Jul
3
2009
Secret 28…I can open my mouth and shove both feet in at the same time
For a professional communicator, I have a disturbing knack of saying exactly the wrong thing at the wrong time. I’m a lot better these days, but as a child and teenager my lack of tact was verging on the legendary. I think I must be over the worst of it though as I struggled to think of any recent examples but there are some absolute corkers when I look back in to my murky past. I present the evidence:
1. When I was 18, I was a prefect at school (well of course I was, such a good two shoes). One of the less glamorous responsibilities of being a prefect was controlling the lunch queue which had a habit of snaking around the entire school unless it was properly managed. Pupils were fed by age, with the little ones getting lunch last (seems very harsh looking back, but that’s English public schools for you). One day the queue was taking on a bit of a life of its own, and the master on duty kept shouting at me to keep the queue shorter. So I would get rid of 20 or 30 little pips and tell them to come back later. But the minute my back was turned, those little squeeks would join the queue again. Exasperated I shooed the ruffians away, and shouted that the next person to join the queue would be ‘ on fatigue’ (English public school for ‘given loads of nasty jobs to do as a punishment). That had told ‘em, the criminals.
So I couldn’t believe my eyes when, bold as brass, a girl walked up to the queue and joined it. That was it, I flipped and bawled at her in front of the entire lunch queue to Teach Her A Lesson. I finished up by shouting ‘What is the MATTER with you? Were you not listening to what I said? Are you DEAF?’. “Yes”, she sobbed…at which point I noticed her hearing aid. Cringe cringe cringe.
Lesson One: not all disabilities are visible. Do not make assumptions. Do not make flip remarks about disabilities, they will rightly come back and bite you on the bum.
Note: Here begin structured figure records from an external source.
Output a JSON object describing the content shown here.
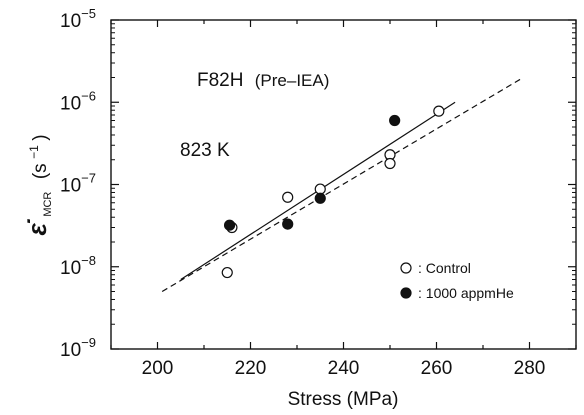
{
  "chart_data": {
    "type": "scatter",
    "title": "",
    "xlabel": "Stress  (MPa)",
    "ylabel": {
      "symbol": "ε̇",
      "subscript": "MCR",
      "unit_base": "(s",
      "unit_exp": "−1",
      "unit_close": ")"
    },
    "xlim": [
      190,
      290
    ],
    "ylim": [
      1e-09,
      1e-05
    ],
    "y_scale": "log",
    "grid": false,
    "x_ticks": [
      "200",
      "220",
      "240",
      "260",
      "280"
    ],
    "x_tick_values": [
      200,
      220,
      240,
      260,
      280
    ],
    "y_ticks": [
      {
        "value": 1e-05,
        "base": "10",
        "exp": "−5"
      },
      {
        "value": 1e-06,
        "base": "10",
        "exp": "−6"
      },
      {
        "value": 1e-07,
        "base": "10",
        "exp": "−7"
      },
      {
        "value": 1e-08,
        "base": "10",
        "exp": "−8"
      },
      {
        "value": 1e-09,
        "base": "10",
        "exp": "−9"
      }
    ],
    "annotations": {
      "material": "F82H",
      "material_note": "(Pre–IEA)",
      "temperature": "823 K"
    },
    "legend_position": "bottom-right",
    "series": [
      {
        "name": "Control",
        "legend_label": ": Control",
        "marker": "open-circle",
        "points": [
          {
            "x": 215,
            "y": 8.5e-09
          },
          {
            "x": 216,
            "y": 3e-08
          },
          {
            "x": 228,
            "y": 7e-08
          },
          {
            "x": 235,
            "y": 8.8e-08
          },
          {
            "x": 250,
            "y": 2.3e-07
          },
          {
            "x": 250,
            "y": 1.8e-07
          },
          {
            "x": 260.5,
            "y": 7.8e-07
          }
        ]
      },
      {
        "name": "1000 appmHe",
        "legend_label": ": 1000 appmHe",
        "marker": "filled-circle",
        "points": [
          {
            "x": 215.5,
            "y": 3.2e-08
          },
          {
            "x": 228,
            "y": 3.3e-08
          },
          {
            "x": 235,
            "y": 6.8e-08
          },
          {
            "x": 251,
            "y": 6e-07
          }
        ]
      }
    ],
    "fit_lines": [
      {
        "style": "solid",
        "x": [
          205,
          264
        ],
        "y": [
          7e-09,
          1e-06
        ]
      },
      {
        "style": "dashed",
        "x": [
          201,
          278
        ],
        "y": [
          5e-09,
          1.9e-06
        ]
      }
    ]
  }
}
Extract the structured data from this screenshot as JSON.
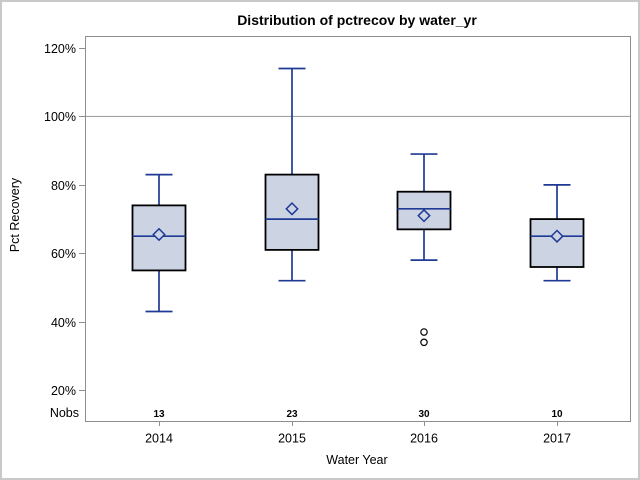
{
  "chart_data": {
    "type": "boxplot",
    "title": "Distribution of pctrecov by water_yr",
    "xlabel": "Water Year",
    "ylabel": "Pct Recovery",
    "categories": [
      "2014",
      "2015",
      "2016",
      "2017"
    ],
    "nobs": {
      "label": "Nobs",
      "values": [
        "13",
        "23",
        "30",
        "10"
      ]
    },
    "y_ticks": [
      20,
      40,
      60,
      80,
      100,
      120
    ],
    "y_tick_suffix": "%",
    "ylim": [
      11,
      123.5
    ],
    "reference_line": 100,
    "grid": false,
    "legend": "none",
    "series": [
      {
        "category": "2014",
        "whisker_low": 43,
        "q1": 55,
        "median": 65,
        "q3": 74,
        "whisker_high": 83,
        "mean": 65.5,
        "outliers": []
      },
      {
        "category": "2015",
        "whisker_low": 52,
        "q1": 61,
        "median": 70,
        "q3": 83,
        "whisker_high": 114,
        "mean": 73,
        "outliers": []
      },
      {
        "category": "2016",
        "whisker_low": 58,
        "q1": 67,
        "median": 73,
        "q3": 78,
        "whisker_high": 89,
        "mean": 71,
        "outliers": [
          37,
          34
        ]
      },
      {
        "category": "2017",
        "whisker_low": 52,
        "q1": 56,
        "median": 65,
        "q3": 70,
        "whisker_high": 80,
        "mean": 65,
        "outliers": []
      }
    ],
    "colors": {
      "box_fill": "#ccd4e4",
      "box_border": "#000000",
      "line": "#1f3a94",
      "reference_line": "#a3a3a3",
      "axis": "#8e8e8e",
      "outlier": "#000000",
      "text": "#000000",
      "canvas_border": "#c9c9c9",
      "background": "#ffffff"
    }
  }
}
2. A good few years ago I had the difficult task of taking a very senior member of the management team of the law firm I worked at on one side, to tell him he wasn’t allowed to talk to the media, and that he had broken every rule in the book by doing so and had put the firm in a difficult position. It was a very awkward discussion, he was more senior than me, more experienced, older. He took it reasonably well but his pride had clearly taken a knock. Determined to part on good terms I finished the meeting by saying, “No hard feelings, hey? Let me buy you a beer some day”. “I’m a mormon” he replied, “I don’t drink”. Cringe, cringe, cringe.
Lesson Two: do not make assumptions. Not everyone is a total lush like you. Stop insulting people, they don’t like it and it’s completely unnecessary with a bit of thought.
3.In my 20s, I worked in a small team of people headed by a wonderful, if rather scatty, old lady. She was a marvellous person, loving and kind and was so supportive of me – like a second mother really. But working with her was quite a challenge at time as her age was against her in many ways. One day she started wibbling around, I was on a deadline and didn’t have the time for any wibbling. Needing an outlet for my frustration, I emailed another girl in our team and said,
“Oh, X has only just walked in and already she is annoying me so much I want to kill her!”
You know, one of those exaggerating for effect kind of emails. Except I didn’t sent it to the other girl in our team, I sent it to X herself. CRINGE CRINGE CRINGE. And you know the worst bit? When she read it and I realised what I’d done, I burst in to tears…and she came over and put her arms around me and gave me a hug. Yup, the lovely, kind, caring lady gave ME a hug because I felt bad. Uh, I still feel sick with shame thinking about it and that was about 15 years ago.
Lesson Three: if you really must say something bad about somebody, either seriously or in jest, never EVER put it in writing.
I always fancied a career in the diplomatic service, but alas I’m not sure the quest for world peace would be well served by my bombastic style. Plus, I’d never be able to actually negotiate anything on the basis that my mouth is normally full of my feet.